Symbolic Music Generation with Diffusion Models
Supplementary code release for our work Symbolic Music Generation with Diffusion Models.
Installation
All code is written in Python 3 (Anaconda recommended). To install the dependencies:
pip install -r requirements.txt
A copy of the Magenta codebase is required for access to MusicVAE and related components. Installation instructions can be found on the Magenta public repository. You will also need to download pretrained MusicVAE checkpoints. For our experiments, we use the 2-bar melody model.
Datasets
We use the Lakh MIDI Dataset to train our models. Follow these instructions to download and build the Lakh MIDI Dataset.
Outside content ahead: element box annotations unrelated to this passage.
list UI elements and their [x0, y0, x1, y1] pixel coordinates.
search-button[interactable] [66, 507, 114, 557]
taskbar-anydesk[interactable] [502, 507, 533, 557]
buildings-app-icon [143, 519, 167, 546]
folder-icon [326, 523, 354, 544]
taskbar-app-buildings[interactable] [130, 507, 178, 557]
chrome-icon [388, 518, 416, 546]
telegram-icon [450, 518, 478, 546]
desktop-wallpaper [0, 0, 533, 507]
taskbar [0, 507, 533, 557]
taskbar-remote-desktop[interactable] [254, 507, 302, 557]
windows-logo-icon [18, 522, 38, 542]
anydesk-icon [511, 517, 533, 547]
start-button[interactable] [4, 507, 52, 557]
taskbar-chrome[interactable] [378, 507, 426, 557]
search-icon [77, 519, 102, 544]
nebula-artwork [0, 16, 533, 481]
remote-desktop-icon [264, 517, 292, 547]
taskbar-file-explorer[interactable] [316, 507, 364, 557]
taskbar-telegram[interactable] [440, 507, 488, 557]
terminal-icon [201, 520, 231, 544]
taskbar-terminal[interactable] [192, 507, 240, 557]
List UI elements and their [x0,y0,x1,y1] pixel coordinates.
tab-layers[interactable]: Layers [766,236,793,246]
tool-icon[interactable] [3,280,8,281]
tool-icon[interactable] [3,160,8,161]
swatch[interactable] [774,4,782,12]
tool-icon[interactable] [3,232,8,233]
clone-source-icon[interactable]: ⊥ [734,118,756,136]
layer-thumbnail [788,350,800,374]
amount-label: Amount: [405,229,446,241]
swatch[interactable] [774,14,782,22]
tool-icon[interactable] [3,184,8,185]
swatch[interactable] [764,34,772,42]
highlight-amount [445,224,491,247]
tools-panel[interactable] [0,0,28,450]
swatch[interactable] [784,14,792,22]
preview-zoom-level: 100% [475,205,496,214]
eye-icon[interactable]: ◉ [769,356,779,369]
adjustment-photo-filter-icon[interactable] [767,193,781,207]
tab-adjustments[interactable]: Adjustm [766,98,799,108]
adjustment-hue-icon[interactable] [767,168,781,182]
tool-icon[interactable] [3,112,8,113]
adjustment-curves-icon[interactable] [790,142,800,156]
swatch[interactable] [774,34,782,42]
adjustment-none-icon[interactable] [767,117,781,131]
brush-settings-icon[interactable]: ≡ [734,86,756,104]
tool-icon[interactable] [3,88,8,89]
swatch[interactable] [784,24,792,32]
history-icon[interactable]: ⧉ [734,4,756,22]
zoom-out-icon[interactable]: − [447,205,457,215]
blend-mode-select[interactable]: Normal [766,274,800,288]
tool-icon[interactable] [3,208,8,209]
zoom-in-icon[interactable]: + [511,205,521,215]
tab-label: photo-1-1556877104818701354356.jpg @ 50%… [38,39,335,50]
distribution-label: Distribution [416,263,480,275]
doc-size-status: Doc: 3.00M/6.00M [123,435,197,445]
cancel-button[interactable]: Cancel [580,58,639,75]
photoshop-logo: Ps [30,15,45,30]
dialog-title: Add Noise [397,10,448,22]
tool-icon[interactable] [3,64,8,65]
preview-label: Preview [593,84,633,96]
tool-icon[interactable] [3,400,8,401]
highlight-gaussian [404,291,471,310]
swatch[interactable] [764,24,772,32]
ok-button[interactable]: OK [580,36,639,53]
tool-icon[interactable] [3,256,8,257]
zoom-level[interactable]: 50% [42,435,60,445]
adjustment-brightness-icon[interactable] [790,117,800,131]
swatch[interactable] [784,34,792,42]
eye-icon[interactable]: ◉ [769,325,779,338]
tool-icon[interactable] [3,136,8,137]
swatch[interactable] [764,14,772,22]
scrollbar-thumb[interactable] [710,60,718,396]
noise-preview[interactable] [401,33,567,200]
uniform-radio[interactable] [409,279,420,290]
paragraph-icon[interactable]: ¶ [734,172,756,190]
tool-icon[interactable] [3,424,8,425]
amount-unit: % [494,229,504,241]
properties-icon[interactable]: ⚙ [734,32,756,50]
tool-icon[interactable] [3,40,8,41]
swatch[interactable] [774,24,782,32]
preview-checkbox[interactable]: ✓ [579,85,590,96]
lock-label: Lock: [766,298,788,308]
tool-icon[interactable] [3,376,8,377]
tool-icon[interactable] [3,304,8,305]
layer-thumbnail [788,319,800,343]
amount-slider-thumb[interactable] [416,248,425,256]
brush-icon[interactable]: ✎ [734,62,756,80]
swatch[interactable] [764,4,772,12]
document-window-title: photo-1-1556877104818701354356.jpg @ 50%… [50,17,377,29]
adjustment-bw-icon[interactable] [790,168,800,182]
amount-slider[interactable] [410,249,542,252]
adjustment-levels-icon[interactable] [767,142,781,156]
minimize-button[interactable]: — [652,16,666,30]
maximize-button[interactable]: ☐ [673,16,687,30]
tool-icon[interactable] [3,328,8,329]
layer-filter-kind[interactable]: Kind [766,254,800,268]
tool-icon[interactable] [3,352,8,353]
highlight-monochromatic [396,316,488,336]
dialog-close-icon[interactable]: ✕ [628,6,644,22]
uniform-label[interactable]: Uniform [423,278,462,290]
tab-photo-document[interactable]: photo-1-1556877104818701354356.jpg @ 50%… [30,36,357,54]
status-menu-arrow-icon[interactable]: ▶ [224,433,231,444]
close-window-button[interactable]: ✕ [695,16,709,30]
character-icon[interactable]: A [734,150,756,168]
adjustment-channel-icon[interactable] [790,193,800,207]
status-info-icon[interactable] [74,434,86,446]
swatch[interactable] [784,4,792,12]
To encode the Lakh dataset with MusicVAE, use scripts/generate_song_data_beam.py
:
python scripts/generate_song_data_beam.py \
--checkpoint=/path/to/musicvae-ckpt \
--input=/path/to/lakh_tfrecords \
--output=/path/to/encoded_tfrecords
To preprocess and generate fixed-length latent sequences for training diffusion and autoregressive models, refer to scripts/transform_encoded_data.py
:
python scripts/transform_encoded_data.py \
--encoded_data=/path/to/encoded_tfrecords \
--output_path =/path/to/preprocess_tfrecords \
--mode=sequences \
--context_length=32
Training
Diffusion
python train_ncsn.py --flagfile=configs/ddpm-mel-32seq-512.cfg
TransformerMDN
python train_mdn.py --flagfile=configs/mdn-mel-32seq-512.cfg
Sampling and Generation
Diffusion
python sample_ncsn.py \
--flagfile=configs/ddpm-mel-32seq-512.cfg \
--sample_seed=42 \
--sample_size=1000 \
--sampling_dir=/path/to/latent-samples
TransformerMDN
python sample_ncsn.py \
--flagfile=configs/mdn-mel-32seq-512.cfg \
--sample_seed=42 \
--sample_size=1000 \
--sampling_dir=/path/to/latent-samples
Decoding sequences
To convert sequences of embeddings (generated by diffusion or TransformerMDN models) to sequences of MIDI events, refer to scripts/sample_audio.py
.
python scripts/sample_audio.py
--input=/path/to/latent-samples/[ncsn|mdn] \
--output=/path/to/audio-midi \
--n_synth=1000 \
--include_wav=True
Citing
If you use this code please cite it as:
@inproceedings{
mittal2021symbolicdiffusion,
title={Symbolic Music Generation with Diffusion Models},
author={Gautam Mittal and Jesse Engel and Curtis Hawthorne and Ian Simon},
booktitle={Proceedings of the 22nd International Society for Music Information Retrieval Conference},
year={2021},
url={https://archives.ismir.net/ismir2021/paper/000058.pdf}
}
Note
This is not an official Google product.